Del evangelio de san Juan 15,1-8

En aquel tiempo, dijo Jesús a sus discípulos: “Yo soy la verdadera vid, y mi Padre es el labrador. A todo sarmiento mío que no da fruto lo arranca, y a todo el que da fruto lo poda, para que dé más fruto. Vosotros ya estáis limpios por las palabras que os he hablado; permaneced en mí, y yo en vosotros. Como el sarmiento no puede dar fruto por sí, si no permanece en la vid, así tampoco vosotros, si no permanecéis en mí. Yo soy la vid, vosotros los sarmientos; el que permanece en mí y yo en él, ése da fruto abundante; porque sin mí no podéis hacer nada. Al que no permanece en mí lo tiran fuera, como el sarmiento, y se seca; luego los recogen y los echan al fuego, y arden. Si permanecéis en mí, y mis palabras permanecen en vosotros, pedid lo que deseáis, y se realizará. Con esto recibe gloria mi Padre, con que deis fruto abundante; así seréis discípulos míos.”

 

RESPUESTA A LA PALABRA

A veces nos parece, cuando contemplamos un texto,
que éste ya nos ha dicho todo lo que encierra. Craso error.
Cuanto más llega a nosotros y somos capaces de escuchar
los ecos de las situaciones que vivimos y
las experiencias que padecemos, más diciente se nos presenta.

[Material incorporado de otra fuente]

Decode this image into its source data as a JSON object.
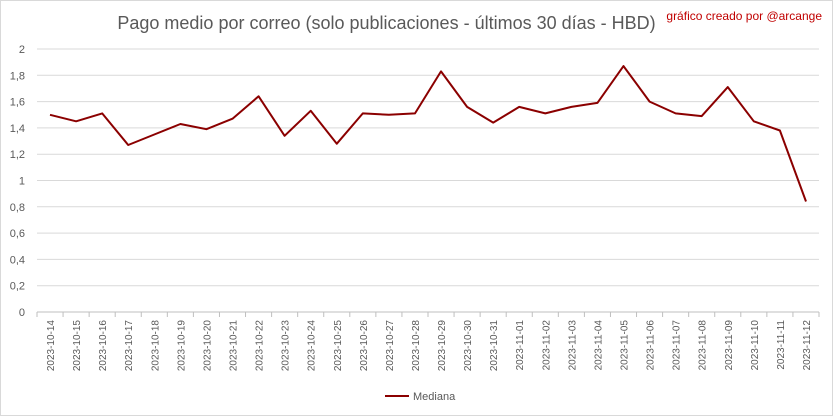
{
  "chart_data": {
    "type": "line",
    "title": "Pago medio por correo (solo publicaciones - últimos 30 días - HBD)",
    "credit": "gráfico creado por @arcange",
    "xlabel": "",
    "ylabel": "",
    "ylim": [
      0,
      2
    ],
    "yticks": [
      "0",
      "0,2",
      "0,4",
      "0,6",
      "0,8",
      "1",
      "1,2",
      "1,4",
      "1,6",
      "1,8",
      "2"
    ],
    "grid": true,
    "legend_position": "bottom",
    "line_color": "#8b0000",
    "x": [
      "2023-10-14",
      "2023-10-15",
      "2023-10-16",
      "2023-10-17",
      "2023-10-18",
      "2023-10-19",
      "2023-10-20",
      "2023-10-21",
      "2023-10-22",
      "2023-10-23",
      "2023-10-24",
      "2023-10-25",
      "2023-10-26",
      "2023-10-27",
      "2023-10-28",
      "2023-10-29",
      "2023-10-30",
      "2023-10-31",
      "2023-11-01",
      "2023-11-02",
      "2023-11-03",
      "2023-11-04",
      "2023-11-05",
      "2023-11-06",
      "2023-11-07",
      "2023-11-08",
      "2023-11-09",
      "2023-11-10",
      "2023-11-11",
      "2023-11-12"
    ],
    "series": [
      {
        "name": "Mediana",
        "values": [
          1.5,
          1.45,
          1.51,
          1.27,
          1.35,
          1.43,
          1.39,
          1.47,
          1.64,
          1.34,
          1.53,
          1.28,
          1.51,
          1.5,
          1.51,
          1.83,
          1.56,
          1.44,
          1.56,
          1.51,
          1.56,
          1.59,
          1.87,
          1.6,
          1.51,
          1.49,
          1.71,
          1.45,
          1.38,
          0.84
        ]
      }
    ]
  }
}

Leído el texto en el contexto en el que vivo,
me hace caer en la cuenta de que la eficacia
de mi palabra sobre Dios
no depende de la exposición que haga de ella y
del discurso que articule, para proponer
que Jesús es el único Señor.

Por experiencia propia y ajena, sé que el valor de las palabras
es muy relativo si no están atravesadas por la presencia de Dios. 

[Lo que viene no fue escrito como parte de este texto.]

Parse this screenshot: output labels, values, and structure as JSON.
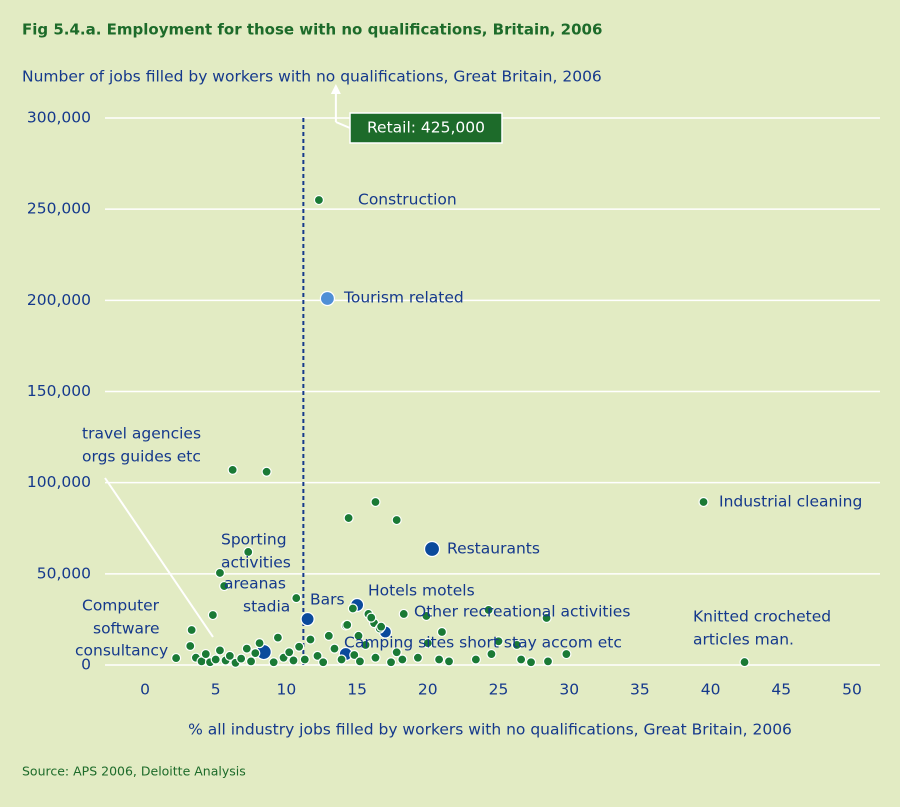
{
  "chart_data": {
    "type": "scatter",
    "title": "Fig 5.4.a. Employment for those with no qualifications, Britain, 2006",
    "subtitle": "Number of jobs filled by workers with no qualifications, Great Britain, 2006",
    "x_label": "% all industry jobs filled by workers with no qualifications, Great Britain, 2006",
    "source": "Source: APS 2006, Deloitte Analysis",
    "xlim": [
      -5,
      52
    ],
    "ylim": [
      0,
      300000
    ],
    "xticks": [
      0,
      5,
      10,
      15,
      20,
      25,
      30,
      35,
      40,
      45,
      50
    ],
    "yticks": [
      0,
      {
        "value": 50000,
        "label": "50,000"
      },
      {
        "value": 100000,
        "label": "100,000"
      },
      {
        "value": 150000,
        "label": "150,000"
      },
      {
        "value": 200000,
        "label": "200,000"
      },
      {
        "value": 250000,
        "label": "250,000"
      },
      {
        "value": 300000,
        "label": "300,000"
      }
    ],
    "grid": true,
    "reference_x": 11.2,
    "retail": {
      "label": "Retail: 425,000",
      "x": 13.5,
      "value": 425000
    },
    "x": [
      12.3,
      12.9,
      6.2,
      8.6,
      39.5,
      14.4,
      16.3,
      17.8,
      20.3,
      7.3,
      5.3,
      5.6,
      10.7,
      15.0,
      4.8,
      8.4,
      11.5,
      14.2,
      17.0,
      42.4,
      28.4,
      24.3,
      18.3,
      21.0,
      19.9,
      14.7,
      14.2,
      15.1,
      15.8,
      16.2,
      16.6,
      2.2,
      3.2,
      3.3,
      3.6,
      4.0,
      4.3,
      4.6,
      5.0,
      5.3,
      5.7,
      6.0,
      6.4,
      6.8,
      7.2,
      7.5,
      7.8,
      8.1,
      9.1,
      9.4,
      9.8,
      10.2,
      10.5,
      10.9,
      11.3,
      11.7,
      12.2,
      12.6,
      13.0,
      13.4,
      13.9,
      14.3,
      14.8,
      15.2,
      15.6,
      16.0,
      16.3,
      16.7,
      17.4,
      17.8,
      18.2,
      19.3,
      20.0,
      20.8,
      21.5,
      23.4,
      24.5,
      25.0,
      26.3,
      26.6,
      27.3,
      28.5,
      29.8
    ],
    "values": [
      255000,
      201000,
      107000,
      106000,
      89400,
      80600,
      89400,
      79500,
      63600,
      62000,
      50500,
      43300,
      36700,
      32900,
      27400,
      7100,
      25200,
      6000,
      18100,
      1600,
      25800,
      30200,
      28000,
      18100,
      26900,
      31000,
      21700,
      16000,
      28000,
      23000,
      20000,
      3800,
      10400,
      19200,
      4000,
      2000,
      6000,
      1500,
      3000,
      8000,
      2500,
      5000,
      1200,
      3500,
      9000,
      2000,
      6500,
      12000,
      1500,
      15000,
      4000,
      7000,
      2500,
      10000,
      3000,
      14000,
      5000,
      1500,
      16000,
      9000,
      3000,
      22000,
      5500,
      2000,
      11000,
      26000,
      4000,
      21000,
      1500,
      7000,
      3000,
      4000,
      12000,
      3000,
      2000,
      3000,
      6000,
      13000,
      11000,
      3000,
      1500,
      2000,
      6000
    ],
    "sizes": [
      4.5,
      7,
      4.5,
      4.5,
      4.5,
      4.5,
      4.5,
      4.5,
      7.5,
      4.5,
      4.5,
      4.5,
      4.5,
      6.5,
      4.5,
      7.5,
      6.5,
      6.5,
      6,
      4.5,
      4.5,
      4.5,
      4.5,
      4.5,
      4.5,
      4.5,
      4.5,
      4.5,
      4.5,
      4.5,
      4.5,
      4.5,
      4.5,
      4.5,
      4.5,
      4.5,
      4.5,
      4.5,
      4.5,
      4.5,
      4.5,
      4.5,
      4.5,
      4.5,
      4.5,
      4.5,
      4.5,
      4.5,
      4.5,
      4.5,
      4.5,
      4.5,
      4.5,
      4.5,
      4.5,
      4.5,
      4.5,
      4.5,
      4.5,
      4.5,
      4.5,
      4.5,
      4.5,
      4.5,
      4.5,
      4.5,
      4.5,
      4.5,
      4.5,
      4.5,
      4.5,
      4.5,
      4.5,
      4.5,
      4.5,
      4.5,
      4.5,
      4.5,
      4.5,
      4.5,
      4.5,
      4.5,
      4.5
    ],
    "colors": [
      "#1a7a35",
      "#4f8fd6",
      "#1a7a35",
      "#1a7a35",
      "#1a7a35",
      "#1a7a35",
      "#1a7a35",
      "#1a7a35",
      "#0a4a9c",
      "#1a7a35",
      "#1a7a35",
      "#1a7a35",
      "#1a7a35",
      "#0a4a9c",
      "#1a7a35",
      "#0a4a9c",
      "#0a4a9c",
      "#0a4a9c",
      "#0a4a9c",
      "#1a7a35",
      "#1a7a35",
      "#1a7a35",
      "#1a7a35",
      "#1a7a35",
      "#1a7a35",
      "#1a7a35",
      "#1a7a35",
      "#1a7a35",
      "#1a7a35",
      "#1a7a35",
      "#1a7a35",
      "#1a7a35",
      "#1a7a35",
      "#1a7a35",
      "#1a7a35",
      "#1a7a35",
      "#1a7a35",
      "#1a7a35",
      "#1a7a35",
      "#1a7a35",
      "#1a7a35",
      "#1a7a35",
      "#1a7a35",
      "#1a7a35",
      "#1a7a35",
      "#1a7a35",
      "#1a7a35",
      "#1a7a35",
      "#1a7a35",
      "#1a7a35",
      "#1a7a35",
      "#1a7a35",
      "#1a7a35",
      "#1a7a35",
      "#1a7a35",
      "#1a7a35",
      "#1a7a35",
      "#1a7a35",
      "#1a7a35",
      "#1a7a35",
      "#1a7a35",
      "#1a7a35",
      "#1a7a35",
      "#1a7a35",
      "#1a7a35",
      "#1a7a35",
      "#1a7a35",
      "#1a7a35",
      "#1a7a35",
      "#1a7a35",
      "#1a7a35",
      "#1a7a35",
      "#1a7a35",
      "#1a7a35",
      "#1a7a35",
      "#1a7a35",
      "#1a7a35",
      "#1a7a35",
      "#1a7a35",
      "#1a7a35",
      "#1a7a35",
      "#1a7a35",
      "#1a7a35"
    ],
    "annotations": [
      [
        "travel agencies",
        "orgs guides etc"
      ],
      [
        "Construction"
      ],
      [
        "Tourism related"
      ],
      [
        "Industrial cleaning"
      ],
      [
        "Restaurants"
      ],
      [
        "Sporting",
        "activities",
        "areanas",
        "stadia"
      ],
      [
        "Bars"
      ],
      [
        "Hotels motels"
      ],
      [
        "Other recreational activities"
      ],
      [
        "Camping sites short stay accom etc"
      ],
      [
        "Knitted crocheted",
        "articles man."
      ],
      [
        "Computer",
        "software",
        "consultancy"
      ]
    ]
  }
}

Jesús nos ha dicho: “Sin mí no podéis hacer nada”.
Pero no sólo no podemos hacer,
tampoco podemos decir con sustancia,
si el autor de esa palabra no está presente.
Si el Señor no habla en mi palabra,
éstas serán como el sonido de un instrumento
de percusión sin alma.

Es preciso saber que vivimos en el Señor
para que nuestra palabra se ajuste a la suya.

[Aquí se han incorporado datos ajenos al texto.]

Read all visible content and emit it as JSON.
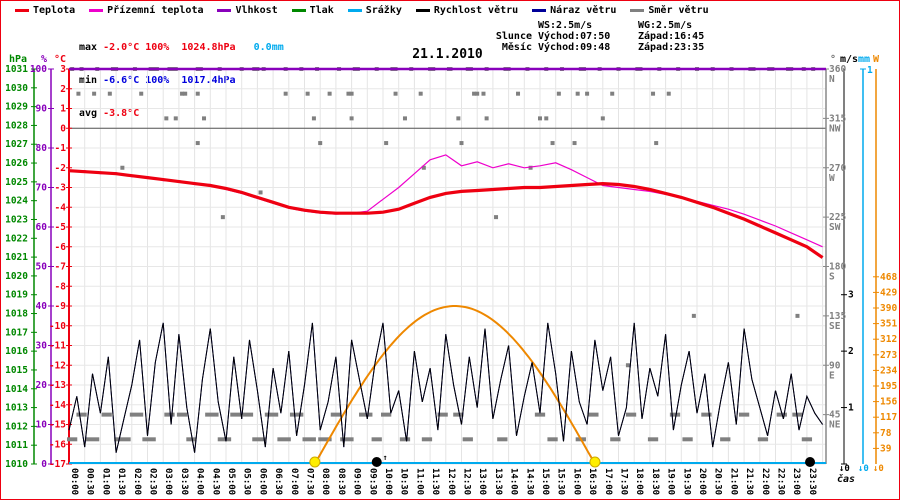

San Pablo confiesa que sus obras son las del Señor,
porque el Señor vivía en él.
Si sus obras lo eran, también lo eran sus palabras
y de ahí la eficacia de las mismas.

Resulta, por lo menos extraño,
que ante tanta palabra proclamada como de Dios,
la eficacia de la misma sea tan escasa.
¿No será que en esas palabras no se encuentra Él,
y por tanto, no pasen de ser palabras de hombres,
vacías de sustancia?

No es exagerado decir, que las palabras sobre Dios
tienen fuerza de persuasión
sólo si es el Señor el que habla por nuestra boca.